History’s Number 1 Founder Chapter 406 – A Single Sentence That Would Destroy Your Bluster Bahasa Indonesia
Bab 406: Satu Kalimat yang Akan Menghancurkan Kesombonganmu
Penerjemah: Sparrow Translations Editor: Sparrow Translations
Kultivator biasa, saat mereka naik ke tahap Jiwa Abadi, akan menggabungkan jiwa awal mereka dengan Wujud Kosmik. Jiwa awal sebagai esensi dan Wujud Kosmik sebagai pelengkap, dan bersama dengan kekuatan Mantra Taois Agung, akhirnya mewujudkan avatar jiwa abadi.
Sebagian besar kultivator yang telah memperoleh avatar jiwa abadi akan meninggalkan tubuh fisik lama mereka. Avatar jiwa abadi, bersama dengan keadaan mental dan jiwa, akan sangat berbeda dari sebelumnya. Penggabungan jiwa dan esensi, bahkan jika cangkang fisik lama tidak ada lagi, tidaklah penting. Pada akhirnya, individu yang telah naik melampaui semua batasan dan dapat berkeliaran bebas di dunia.
Namun, Pangeran Xian dari Kiri dan Zhu Hongwu di depannya mencapai tahap jiwa abadi melalui kekuatan fisik murni. Tubuh fisik mereka telah melalui cobaan dan pelatihan yang hebat dan kekuatan yang pertama sangat luar biasa. Pada tingkat lanjutan tahap jiwa baru lahir, mereka tidak akan terbangun bahkan dengan penyelesaian Wujud Kosmik.
Individu dengan kekuatan fisik murni, pada tingkat lanjutan tahap jiwa baru lahir, mereka akan mulai menanamkan kekuatan Wujud Kosmik ke dalam tubuh mereka sendiri dan, dengan kekuatan yang sangat besar dari Wujud Kosmik tersebut, terus meningkatkan esensi bentuk fisik mereka.
Zhu Hongwu juga merupakan seorang jenius dengan bakat luar biasa. Ketika dia masih berada di tingkat pertama tahap jiwa abadi, kekuatan tempurnya dapat dikatakan setara dengan kultivator tahap jiwa abadi tingkat kedua.
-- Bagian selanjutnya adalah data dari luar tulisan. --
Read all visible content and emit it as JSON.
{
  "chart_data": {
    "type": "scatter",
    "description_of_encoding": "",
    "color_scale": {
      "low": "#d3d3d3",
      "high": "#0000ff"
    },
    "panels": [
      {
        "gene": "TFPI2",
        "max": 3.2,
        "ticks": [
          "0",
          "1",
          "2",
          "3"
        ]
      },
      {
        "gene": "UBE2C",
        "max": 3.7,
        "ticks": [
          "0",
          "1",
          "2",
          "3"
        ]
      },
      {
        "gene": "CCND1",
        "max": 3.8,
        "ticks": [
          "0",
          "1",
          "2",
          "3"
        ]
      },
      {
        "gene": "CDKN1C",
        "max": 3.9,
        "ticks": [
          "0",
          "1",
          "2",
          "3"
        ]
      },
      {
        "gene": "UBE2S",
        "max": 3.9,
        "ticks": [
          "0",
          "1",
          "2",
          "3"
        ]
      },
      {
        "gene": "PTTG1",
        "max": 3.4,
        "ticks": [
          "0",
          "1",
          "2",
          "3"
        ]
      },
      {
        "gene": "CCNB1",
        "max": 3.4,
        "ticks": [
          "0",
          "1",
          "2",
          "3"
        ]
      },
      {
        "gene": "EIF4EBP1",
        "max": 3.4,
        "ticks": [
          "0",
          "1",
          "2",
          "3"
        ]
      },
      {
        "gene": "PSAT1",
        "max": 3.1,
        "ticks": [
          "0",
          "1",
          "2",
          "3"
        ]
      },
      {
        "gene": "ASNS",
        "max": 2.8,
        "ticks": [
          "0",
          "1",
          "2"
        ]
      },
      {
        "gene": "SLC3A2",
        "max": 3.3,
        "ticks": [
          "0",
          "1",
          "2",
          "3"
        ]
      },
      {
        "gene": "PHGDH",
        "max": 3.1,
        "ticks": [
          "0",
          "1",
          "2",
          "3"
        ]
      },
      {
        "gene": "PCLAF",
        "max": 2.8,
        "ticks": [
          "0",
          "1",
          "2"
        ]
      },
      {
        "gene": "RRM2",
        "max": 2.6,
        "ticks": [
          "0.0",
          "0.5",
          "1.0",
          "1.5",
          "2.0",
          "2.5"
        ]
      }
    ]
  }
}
Sekarang setelah dia naik ke tingkat kedua, dia seperti turunnya Setan ke Bumi yang malang.
Zhu Yi, Shi Tianwu, Tun Tun, dan yang lainnya dapat merasakan tekanan hebat yang berasal dari Zhu Hongwu.
Pada kenyataannya, meskipun Lin Feng berada dalam wujud Avatar Pohon Baja, dia masih dapat merasakan kegelisahan di sekitar Zhu Hongwu.
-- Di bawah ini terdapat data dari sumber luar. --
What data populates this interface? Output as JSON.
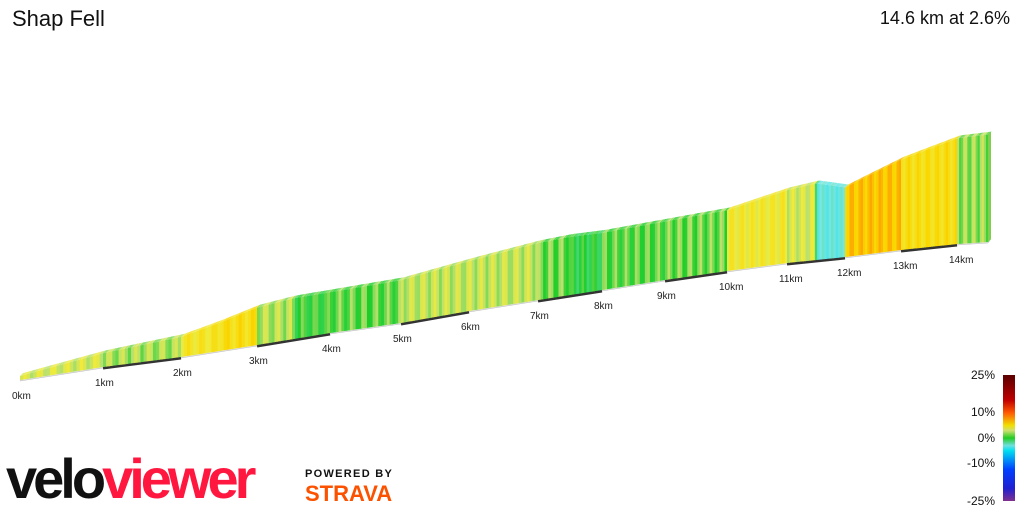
{
  "header": {
    "title": "Shap Fell",
    "summary": "14.6 km at 2.6%"
  },
  "legend": {
    "labels": [
      "25%",
      "10%",
      "0%",
      "-10%",
      "-25%"
    ]
  },
  "branding": {
    "logo_part1": "velo",
    "logo_part2": "viewer",
    "powered_by": "POWERED BY",
    "strava": "STRAVA"
  },
  "chart_data": {
    "type": "area",
    "title": "Shap Fell",
    "xlabel": "",
    "ylabel": "",
    "x_tick_labels": [
      "0km",
      "1km",
      "2km",
      "3km",
      "4km",
      "5km",
      "6km",
      "7km",
      "8km",
      "9km",
      "10km",
      "11km",
      "12km",
      "13km",
      "14km"
    ],
    "distance_km": [
      0,
      1,
      2,
      2.5,
      3,
      3.5,
      4,
      5,
      6,
      7,
      7.5,
      8,
      9,
      10,
      11,
      11.5,
      12,
      13,
      14,
      14.6
    ],
    "elevation_gain_m": [
      0,
      30,
      50,
      75,
      105,
      116,
      117,
      125,
      150,
      175,
      180,
      178,
      185,
      195,
      240,
      255,
      232,
      310,
      370,
      380
    ],
    "color_scale": {
      "type": "gradient-percent",
      "range": [
        -25,
        25
      ]
    }
  }
}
Namun, dia merasa lebih bahagia daripada sedih saat dia mengamati Marquis Xuanji. Lin Feng mengangguk setuju dan berkata, “Lebih baik begini. Jika tidak, kau akan terlalu mudah terjepit oleh Sekte Kekosongan Agung. Liang Pan akan kesulitan bertahan hidup sendirian dan Kekaisaran Zhou Agung akan mengalami kesulitan setelahnya.” Lin
Feng sama sekali tidak takut dengan perluasan kekuatan Kekaisaran Zhou Agung. Alasannya sederhana – Sekte Kekosongan Agung masih memberikan tekanan dari atas, dan misi suci utama Sekte Kekosongan Agung adalah melindungi yang lemah dari yang kuat.
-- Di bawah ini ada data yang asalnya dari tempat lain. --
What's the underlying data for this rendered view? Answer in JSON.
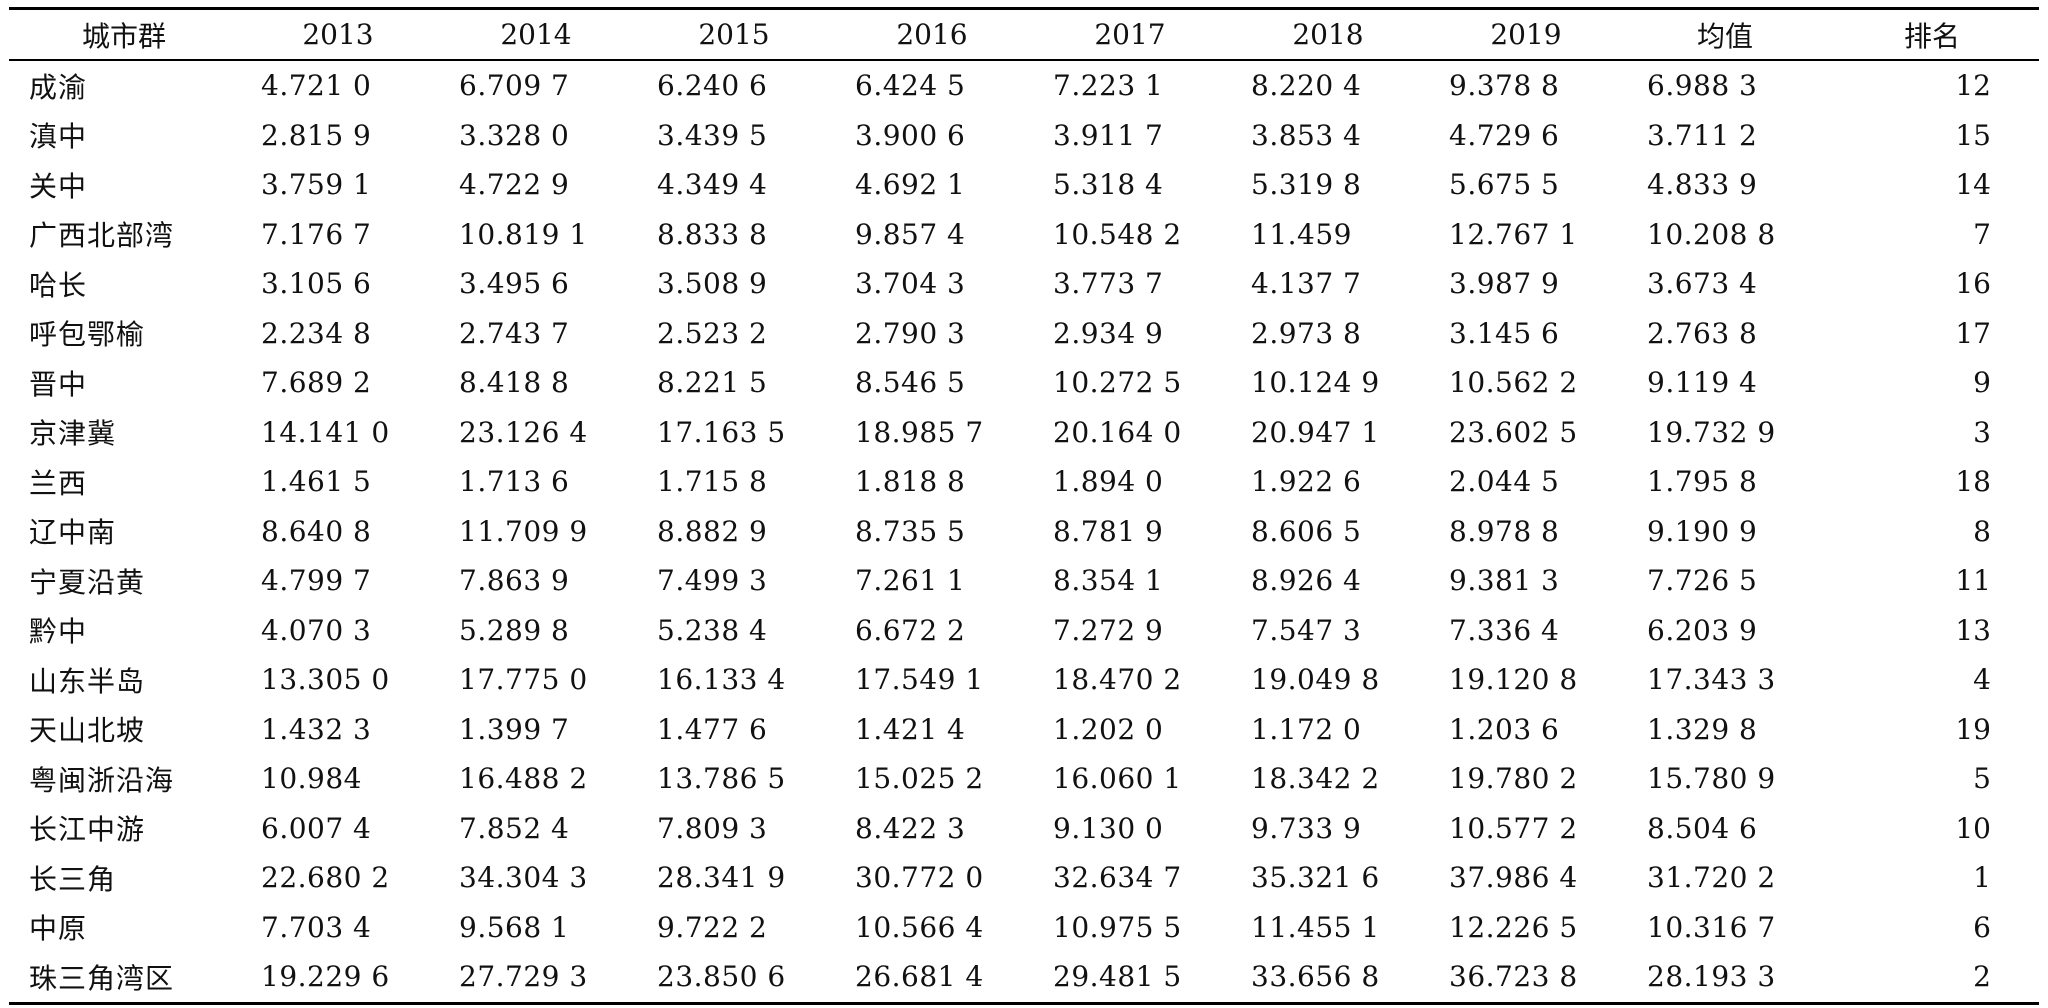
{
  "table": {
    "headers": [
      "城市群",
      "2013",
      "2014",
      "2015",
      "2016",
      "2017",
      "2018",
      "2019",
      "均值",
      "排名"
    ],
    "rows": [
      [
        "成渝",
        "4.721 0",
        "6.709 7",
        "6.240 6",
        "6.424 5",
        "7.223 1",
        "8.220 4",
        "9.378 8",
        "6.988 3",
        "12"
      ],
      [
        "滇中",
        "2.815 9",
        "3.328 0",
        "3.439 5",
        "3.900 6",
        "3.911 7",
        "3.853 4",
        "4.729 6",
        "3.711 2",
        "15"
      ],
      [
        "关中",
        "3.759 1",
        "4.722 9",
        "4.349 4",
        "4.692 1",
        "5.318 4",
        "5.319 8",
        "5.675 5",
        "4.833 9",
        "14"
      ],
      [
        "广西北部湾",
        "7.176 7",
        "10.819 1",
        "8.833 8",
        "9.857 4",
        "10.548 2",
        "11.459",
        "12.767 1",
        "10.208 8",
        "7"
      ],
      [
        "哈长",
        "3.105 6",
        "3.495 6",
        "3.508 9",
        "3.704 3",
        "3.773 7",
        "4.137 7",
        "3.987 9",
        "3.673 4",
        "16"
      ],
      [
        "呼包鄂榆",
        "2.234 8",
        "2.743 7",
        "2.523 2",
        "2.790 3",
        "2.934 9",
        "2.973 8",
        "3.145 6",
        "2.763 8",
        "17"
      ],
      [
        "晋中",
        "7.689 2",
        "8.418 8",
        "8.221 5",
        "8.546 5",
        "10.272 5",
        "10.124 9",
        "10.562 2",
        "9.119 4",
        "9"
      ],
      [
        "京津冀",
        "14.141 0",
        "23.126 4",
        "17.163 5",
        "18.985 7",
        "20.164 0",
        "20.947 1",
        "23.602 5",
        "19.732 9",
        "3"
      ],
      [
        "兰西",
        "1.461 5",
        "1.713 6",
        "1.715 8",
        "1.818 8",
        "1.894 0",
        "1.922 6",
        "2.044 5",
        "1.795 8",
        "18"
      ],
      [
        "辽中南",
        "8.640 8",
        "11.709 9",
        "8.882 9",
        "8.735 5",
        "8.781 9",
        "8.606 5",
        "8.978 8",
        "9.190 9",
        "8"
      ],
      [
        "宁夏沿黄",
        "4.799 7",
        "7.863 9",
        "7.499 3",
        "7.261 1",
        "8.354 1",
        "8.926 4",
        "9.381 3",
        "7.726 5",
        "11"
      ],
      [
        "黔中",
        "4.070 3",
        "5.289 8",
        "5.238 4",
        "6.672 2",
        "7.272 9",
        "7.547 3",
        "7.336 4",
        "6.203 9",
        "13"
      ],
      [
        "山东半岛",
        "13.305 0",
        "17.775 0",
        "16.133 4",
        "17.549 1",
        "18.470 2",
        "19.049 8",
        "19.120 8",
        "17.343 3",
        "4"
      ],
      [
        "天山北坡",
        "1.432 3",
        "1.399 7",
        "1.477 6",
        "1.421 4",
        "1.202 0",
        "1.172 0",
        "1.203 6",
        "1.329 8",
        "19"
      ],
      [
        "粤闽浙沿海",
        "10.984",
        "16.488 2",
        "13.786 5",
        "15.025 2",
        "16.060 1",
        "18.342 2",
        "19.780 2",
        "15.780 9",
        "5"
      ],
      [
        "长江中游",
        "6.007 4",
        "7.852 4",
        "7.809 3",
        "8.422 3",
        "9.130 0",
        "9.733 9",
        "10.577 2",
        "8.504 6",
        "10"
      ],
      [
        "长三角",
        "22.680 2",
        "34.304 3",
        "28.341 9",
        "30.772 0",
        "32.634 7",
        "35.321 6",
        "37.986 4",
        "31.720 2",
        "1"
      ],
      [
        "中原",
        "7.703 4",
        "9.568 1",
        "9.722 2",
        "10.566 4",
        "10.975 5",
        "11.455 1",
        "12.226 5",
        "10.316 7",
        "6"
      ],
      [
        "珠三角湾区",
        "19.229 6",
        "27.729 3",
        "23.850 6",
        "26.681 4",
        "29.481 5",
        "33.656 8",
        "36.723 8",
        "28.193 3",
        "2"
      ]
    ]
  }
}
Dengan kata lain, terlepas dari apakah itu Kekaisaran Zhou Agung, Sekte Pedang Gunung Shu, Kekaisaran Qin Agung, Sekte Surgawi Keajaiban, Sekte Pedang Guru Surgawi, Sekte Kekosongan Agung memiliki kebiasaan untuk ikut campur dan memberikan pukulan telak.
Sekte Kekosongan Agung memandang dunia seperti permainan catur. Karena alasan yang sama, mereka juga merupakan bidak catur yang sangat berguna di mata semua orang; terutama ketika mereka berada di posisi yang kurang menguntungkan dan lawan yang mereka hadapi semakin kuat. Sekte Kekosongan Agung akan menjadi sekutu yang fantastis.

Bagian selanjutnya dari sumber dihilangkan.